While guidance and commentary regarding the PPP continue to come from the Small Business Association (SBA) as well as the securities regulators, we wanted to share information on three issues affecting our industry.
Good Faith Certification and Safe Harbor
The SBA has expanded on the good faith certification language that was part of the PPP application by stating that both public and private borrowers must make a certification in good faith, taking into account their current business activity and their ability to access other sources of liquidity sufficient to support their ongoing operations in a manner that is not significantly detrimental to the business.” Borrowers who may have subsequently concluded that they do not “need” a PPP loan may return funds to the SBA by the extended Safe Harbor Deadline of May 14 and will be determined by the SBA to have made the certification in good faith. Additional guidance on how borrowers should make this determination has not yet been issued but is expected before May 14.
Disclosure clarification from FINRA for Registered Representatives
FINRA issued guidance that no disclosure on the Form U4, Question 14K, is required if the loan is forgiven consistent with the original terms of the loan. In other words, there would be no “compromise” with a creditor.
Disclosure clarification from SEC for Registered Investment Advisors
If you received PPP funds and you are the principal or owner of a separately registered investment adviser, we encourage you to consult with your consultant and/or legal counsel regarding disclosure in your Form ADV.

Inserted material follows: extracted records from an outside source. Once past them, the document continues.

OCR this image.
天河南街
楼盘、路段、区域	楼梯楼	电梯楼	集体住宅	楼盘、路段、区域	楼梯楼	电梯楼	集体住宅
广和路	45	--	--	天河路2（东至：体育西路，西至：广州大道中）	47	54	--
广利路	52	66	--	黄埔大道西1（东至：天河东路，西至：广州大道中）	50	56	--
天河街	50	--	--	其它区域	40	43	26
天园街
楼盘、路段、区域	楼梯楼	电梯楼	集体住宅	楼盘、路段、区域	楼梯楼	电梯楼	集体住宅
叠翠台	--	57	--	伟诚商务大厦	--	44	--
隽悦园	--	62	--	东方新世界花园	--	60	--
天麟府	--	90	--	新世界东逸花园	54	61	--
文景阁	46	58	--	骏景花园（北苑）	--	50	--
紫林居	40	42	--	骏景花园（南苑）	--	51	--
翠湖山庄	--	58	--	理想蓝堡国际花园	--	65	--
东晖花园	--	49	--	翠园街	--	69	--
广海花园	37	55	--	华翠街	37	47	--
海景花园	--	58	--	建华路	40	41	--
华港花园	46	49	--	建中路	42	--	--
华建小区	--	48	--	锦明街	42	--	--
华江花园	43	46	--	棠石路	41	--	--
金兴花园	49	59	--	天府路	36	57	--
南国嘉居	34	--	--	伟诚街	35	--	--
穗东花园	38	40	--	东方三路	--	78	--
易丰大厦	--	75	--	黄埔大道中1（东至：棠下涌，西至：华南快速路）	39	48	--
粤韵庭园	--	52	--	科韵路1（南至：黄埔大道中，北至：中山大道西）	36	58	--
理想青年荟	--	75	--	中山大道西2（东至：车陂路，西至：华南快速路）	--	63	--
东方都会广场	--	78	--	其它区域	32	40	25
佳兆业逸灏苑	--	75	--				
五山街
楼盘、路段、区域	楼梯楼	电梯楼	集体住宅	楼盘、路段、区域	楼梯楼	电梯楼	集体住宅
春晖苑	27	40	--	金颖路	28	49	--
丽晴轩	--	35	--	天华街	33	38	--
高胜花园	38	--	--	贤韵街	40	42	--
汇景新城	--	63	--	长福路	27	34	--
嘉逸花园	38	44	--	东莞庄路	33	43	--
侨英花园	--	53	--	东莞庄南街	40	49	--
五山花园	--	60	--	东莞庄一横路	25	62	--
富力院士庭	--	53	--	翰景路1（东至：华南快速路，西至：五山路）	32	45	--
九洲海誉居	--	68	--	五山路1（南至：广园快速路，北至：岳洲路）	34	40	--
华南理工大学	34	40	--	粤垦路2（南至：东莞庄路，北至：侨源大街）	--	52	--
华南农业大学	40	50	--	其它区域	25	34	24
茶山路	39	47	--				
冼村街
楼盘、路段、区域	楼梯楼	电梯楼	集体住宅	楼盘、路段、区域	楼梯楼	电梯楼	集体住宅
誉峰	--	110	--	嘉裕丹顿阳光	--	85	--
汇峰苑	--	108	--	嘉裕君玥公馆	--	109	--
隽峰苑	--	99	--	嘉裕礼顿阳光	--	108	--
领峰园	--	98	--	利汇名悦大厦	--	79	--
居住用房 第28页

The SEC has issued less clear guidance through its FAQ that disclosure of receipt of funds would be disclosable in the ADV Part 2A Disclosure Brochure. Investment advisers are required to provide full and fair disclosure of all material facts related to the advisory relationship. If the investment adviser firm is experiencing conditions “that are reasonably likely to impair its ability to meet contractual commitments to its clients,” then receipt of the loans would be disclosed in response to Item 18 (Financial Condition) of Part 2A or in Appendix 1. The response in the FAQ also indicates that if the funds were needed to pay salaries of the employees who are primarily responsible for performing advisory functions for clients, then it would be disclosable. It is necessary when answering those questions to keep in mind the purpose of the PPP.
This disclosure is made at the investment adviser level, not the investment adviser representative level.
The Financial Services Institute (FSI) has requested that the SEC provide some clarity related to disclosure of the PPP since its view differs from that of FINRA. The SEC has not yet responded.
A recent article in Financial Advisor underscores considerations for those who receive the funds, including:
- Ability to certify in good faith that the PPP loan was necessary to withstand current economic uncertainty and to support the ongoing operations;
- Potential for scrutiny by the federal government or the public; and
- Potential adverse impact of the ADV disclosure on revenues or client relationships.
We will continue to monitor for new information from the regulators and FSI and will share that information when it is available.